What an awesome climb! P2 & P3 are great. P1 & P2 can be linked.

We rapped the route in 2 raps with 2x 60m twins.
Jul 4, 2013
rating: 5.10b 6a+ 19 VII- 19 E2 5b

Beautiful climb. While there is definitely some run-outs, they are on easier terrain and didn't give me much concern (and I'm a bad slab climber...). The pitch 2 hand traverse is not very positive. I didn't place gear for 7 or 8 feet before hitting it and expected it to be good, but it's not great. I ended up taking a pretty good whip from there. When I pulled back up I put in higher gear and found a foot I'd missed. Bottom line - don't run it out for the horizontal break, it's not as good as you'd think.
By Andy Laakmann
Site Landlord
From: Bend, OR
Aug 9, 2013

A 70m just makes the first rap, but tie knots. Then you can rap straight down to the anchors above the 11c. And then a final rap down.
By Luke Stefurak
From: Seattle, WA
Aug 12, 2013

I thought the run-outs were fairly inconsistent, and the route seemed oddly bolted. Also there are still some old bolts on this route.

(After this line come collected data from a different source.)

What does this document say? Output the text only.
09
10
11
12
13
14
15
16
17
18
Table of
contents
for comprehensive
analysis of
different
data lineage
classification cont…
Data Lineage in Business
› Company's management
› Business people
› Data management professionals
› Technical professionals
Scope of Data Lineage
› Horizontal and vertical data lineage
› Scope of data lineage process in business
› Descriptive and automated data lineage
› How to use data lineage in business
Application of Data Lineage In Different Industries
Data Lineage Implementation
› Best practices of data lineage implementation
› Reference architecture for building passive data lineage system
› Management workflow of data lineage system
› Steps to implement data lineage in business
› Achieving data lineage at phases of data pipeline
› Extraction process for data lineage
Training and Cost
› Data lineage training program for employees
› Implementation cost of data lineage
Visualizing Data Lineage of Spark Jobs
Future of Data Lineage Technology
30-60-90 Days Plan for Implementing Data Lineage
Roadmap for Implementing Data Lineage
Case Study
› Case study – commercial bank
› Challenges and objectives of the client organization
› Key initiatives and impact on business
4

Hard for me to think this is top 100. I wouldn't recommend it to friends.
By Ralph Swansen
From: Denver CO
Aug 24, 2013
rating: 5.10c 6b 20 VII 20 E2 5b PG13

Great climbing. Stout for the grade. I have never been so runout, not a fan of that. Big fall potential. I think that having double ropes helped extremely with rope management. If you are pushing your grade, you may want to think a bit before attempting this runout climb!

By Adrian Lazar
Aug 27, 2013
rating: 5.10b 6a+ 19 VII- 19 E2 5b

The crux on p2 can be protected with a blue or orange Metollius TCU.
By geoff georges
From: Seattle, Wa.
Feb 12, 2015
rating: 5.10 6b 20 VII- 19 E2 5b PG13

FA: John Howe, Mike Down, Blake Robinson, 1981
I have to agree with Luke, but the first 2 pitches are great.
By Ryan Lynne
Apr 15, 2016
rating: 5.10b 6a+ 19 VII- 19 E2 5b

The first pitch is pretty easy except for a short 5.10b section that is protected by a bolt. Its a bit awkward but you are right at the bolt.

The second pitch is definitely the crux of the route. The main difficulty is getting up the small roof with the twin cracks. At the top of the twin cracks there is one more short crux at the horizontal where you go left. This last crux is tricky but it is short and it is easier above, look for the foot. Place good gear before and through the the twin cracks.

The third pitch has two runouts, one at the start and one at the very end of the pitch. The first runout can be optionally protected with a small nut and an ok cam placement but it is easy climbing and not really needed. The last run out has no possible protection. At the last bolt traverse out left and then trend back right. As you trend back right the climbing gets easier as the rock is less glacier polished and has more features.

Gear anchor is required for pitch 1, pitches 2 & 3 have bolted anchors at the top. First pitch is short and doesn't require much gear. Second pitch requires small finger to hand sizes to protect the cruxes. Third pitch can be done with only draws, you may however want a small cam or small nut to protect the first runout.